These containers also may have failsafe operation conditions when network communication is not established. In some embodiments, containers or locks may be set to mechanical override or open with overpressure. In some embodiments, containers or locks may use overpressure and/or acceleration data to disengage a lock.

In some embodiments, containers may be portable devices that may be carried on the person (e.g., of a target or medic). These portable containers may take the form of a pill box, pump, or injector, for example. The containers may communicate inventory or tapering data to a remote device over a network for inventory monitoring. For example, in some embodiments, a radio frequency identification (RFID) tag may be packed in a small Faraday cage. When the container is tampered with (e.g., a package or drawer is opened), the cage may be ripped or broken, activating the RFID tag to communicate. In some embodiments, a security strip or seal may include two RFID tags. When the strip or seal is broken, one RFID tag may break a circuit while leaving the other RFID tag intact. The total resulting signal from the strip or seal would change as a result of the break, signifying that the container was opened. The two RFIS tags could be on the same frequency, or on different frequencies.
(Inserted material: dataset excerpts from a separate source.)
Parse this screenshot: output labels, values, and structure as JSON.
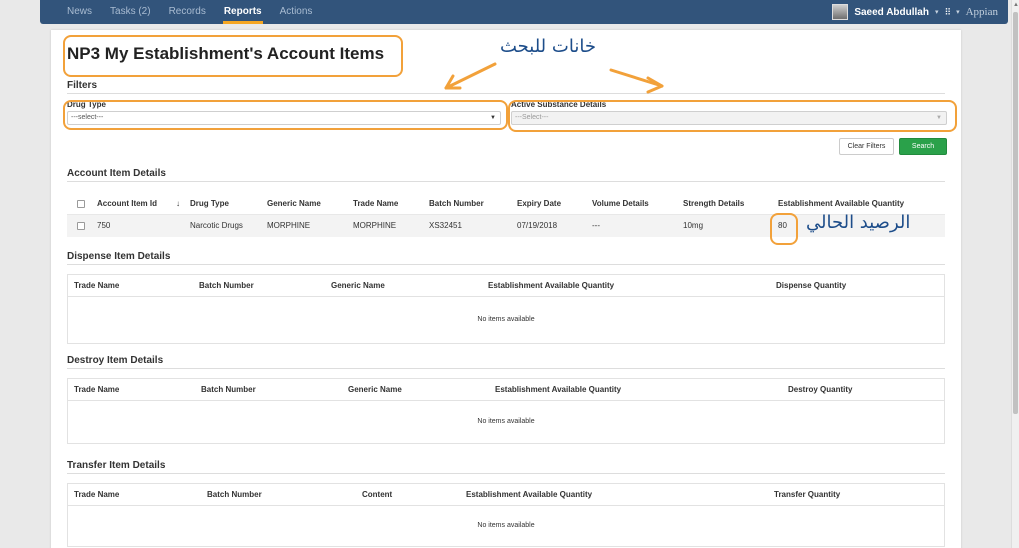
{
  "nav": {
    "items": [
      "News",
      "Tasks (2)",
      "Records",
      "Reports",
      "Actions"
    ],
    "active": "Reports"
  },
  "user": {
    "name": "Saeed Abdullah",
    "caret": "▾",
    "brand": "Appian"
  },
  "page": {
    "title": "NP3 My Establishment's Account Items"
  },
  "filters": {
    "heading": "Filters",
    "drug_type": {
      "label": "Drug Type",
      "value": "---select---"
    },
    "active_substance": {
      "label": "Active Substance Details",
      "value": "---Select---"
    },
    "clear_label": "Clear Filters",
    "search_label": "Search"
  },
  "account_items": {
    "heading": "Account Item Details",
    "columns": [
      "Account Item Id",
      "Drug Type",
      "Generic Name",
      "Trade Name",
      "Batch Number",
      "Expiry Date",
      "Volume Details",
      "Strength Details",
      "Establishment Available Quantity"
    ],
    "rows": [
      {
        "id": "750",
        "drug_type": "Narcotic Drugs",
        "generic": "MORPHINE",
        "trade": "MORPHINE",
        "batch": "XS32451",
        "expiry": "07/19/2018",
        "volume": "---",
        "strength": "10mg",
        "qty": "80"
      }
    ]
  },
  "dispense": {
    "heading": "Dispense Item Details",
    "columns": [
      "Trade Name",
      "Batch Number",
      "Generic Name",
      "Establishment Available Quantity",
      "Dispense Quantity"
    ],
    "empty": "No items available"
  },
  "destroy": {
    "heading": "Destroy Item Details",
    "columns": [
      "Trade Name",
      "Batch Number",
      "Generic Name",
      "Establishment Available Quantity",
      "Destroy Quantity"
    ],
    "empty": "No items available"
  },
  "transfer": {
    "heading": "Transfer Item Details",
    "columns": [
      "Trade Name",
      "Batch Number",
      "Content",
      "Establishment Available Quantity",
      "Transfer Quantity"
    ],
    "empty": "No items available"
  },
  "annotations": {
    "search_fields": "خانات للبحث",
    "current_balance": "الرصيد الحالي",
    "color": "#f2a13a"
  },
  "icons": {
    "sort": "sort-desc-icon",
    "apps": "apps-grid-icon",
    "dropdown": "chevron-down-icon"
  }
}
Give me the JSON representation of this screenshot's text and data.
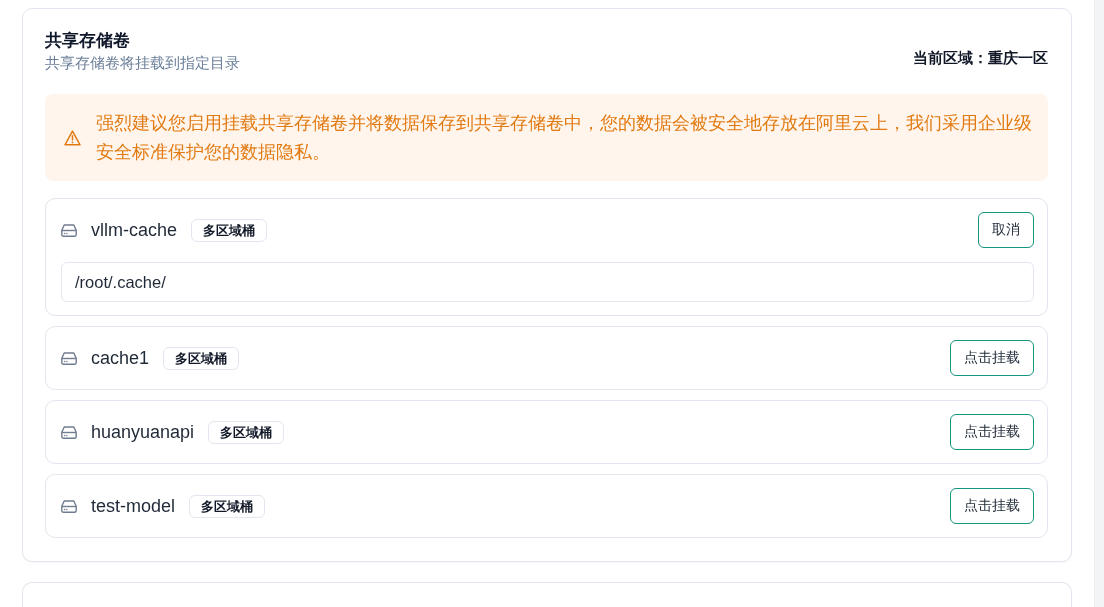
{
  "section": {
    "title": "共享存储卷",
    "subtitle": "共享存储卷将挂载到指定目录",
    "region": "当前区域：重庆一区"
  },
  "alert": {
    "text": "强烈建议您启用挂载共享存储卷并将数据保存到共享存储卷中，您的数据会被安全地存放在阿里云上，我们采用企业级安全标准保护您的数据隐私。"
  },
  "volumes": [
    {
      "name": "vllm-cache",
      "tag": "多区域桶",
      "selected": true,
      "mount_path": "/root/.cache/",
      "action": "取消"
    },
    {
      "name": "cache1",
      "tag": "多区域桶",
      "selected": false,
      "action": "点击挂载"
    },
    {
      "name": "huanyuanapi",
      "tag": "多区域桶",
      "selected": false,
      "action": "点击挂载"
    },
    {
      "name": "test-model",
      "tag": "多区域桶",
      "selected": false,
      "action": "点击挂载"
    }
  ]
}
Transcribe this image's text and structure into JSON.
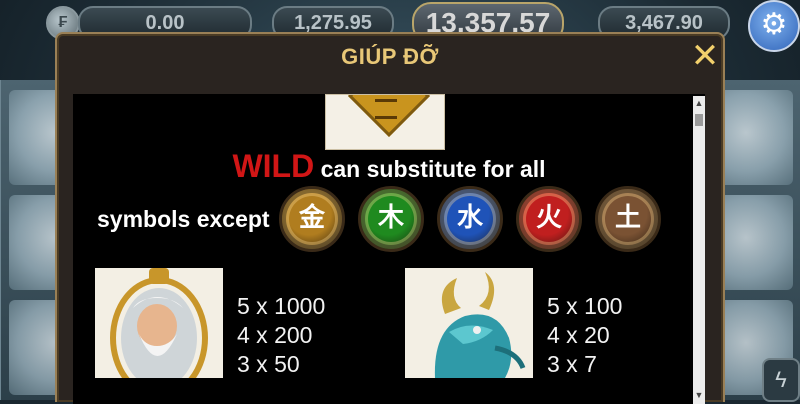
{
  "top_bar": {
    "balance": "0.00",
    "jackpot_left": "1,275.95",
    "jackpot_main": "13,357.57",
    "jackpot_right": "3,467.90",
    "coin_icon_glyph": "₣"
  },
  "dialog": {
    "title": "GIÚP ĐỠ",
    "close_glyph": "✕",
    "wild_word": "WILD",
    "wild_text": "can substitute for all",
    "except_text": "symbols except",
    "element_symbols": [
      {
        "name": "metal-element-icon",
        "glyph": "金",
        "color": "#b07d1f"
      },
      {
        "name": "wood-element-icon",
        "glyph": "木",
        "color": "#1f8a1f"
      },
      {
        "name": "water-element-icon",
        "glyph": "水",
        "color": "#1f53b8"
      },
      {
        "name": "fire-element-icon",
        "glyph": "火",
        "color": "#c01f1f"
      },
      {
        "name": "earth-element-icon",
        "glyph": "土",
        "color": "#7a5233"
      }
    ],
    "paytable": [
      {
        "symbol": "old-sage-symbol",
        "payouts": [
          "5 x 1000",
          "4 x 200",
          "3 x 50"
        ]
      },
      {
        "symbol": "azure-dragon-symbol",
        "payouts": [
          "5 x 100",
          "4 x 20",
          "3 x 7"
        ]
      }
    ]
  },
  "icons": {
    "settings": "gear-icon",
    "turbo": "lightning-icon",
    "close": "close-icon"
  }
}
In some embodiments, the containers may only receive data without transmitting data to avoid giving off electromagnetic or other information about the location of the container.

Various embodiments of the neuroprotection system and methods disclosed herein may be packaged in different forms for different applications. For example, military leaders may want to let the soldiers have a small dose using one form of the neuroprotection system 10 as a precautionary ramp up for neuroprotection if the leaders believe that the soldiers are facing a high likelihood of combat or exposure to impacts or sudden changes.

The neuroprotection systems and methods described herein may have a number of applications in both military and civilian settings. For example, a coach that sees an impact in a helmet based on a sensor reading may have the helmet begin delivering electrical stimulation on the field before the ambulance arrives or a doctor decides what treatment to proceed with. In another example, a coach may decide to have athletes (e.g., boxers) use the neuroprotection system 10 for neuroprotection based on the likelihood of that sport having impacts. The neuroprotection system 10 may be used to treat a target (e.g., with electrical stimulation) who has been unconscious or has experienced any condition in which the target experienced a lack of oxygen or lack of glucose to brain cells, or a target that is likely to undergo brain swelling or infection after an operation. The neuroprotection system 10 may be integrated with a backpack or other item for remote mountain and backpacking applications, and the delivery system 114 may be configured with protocols specific for injuries likely to be encountered in such settings.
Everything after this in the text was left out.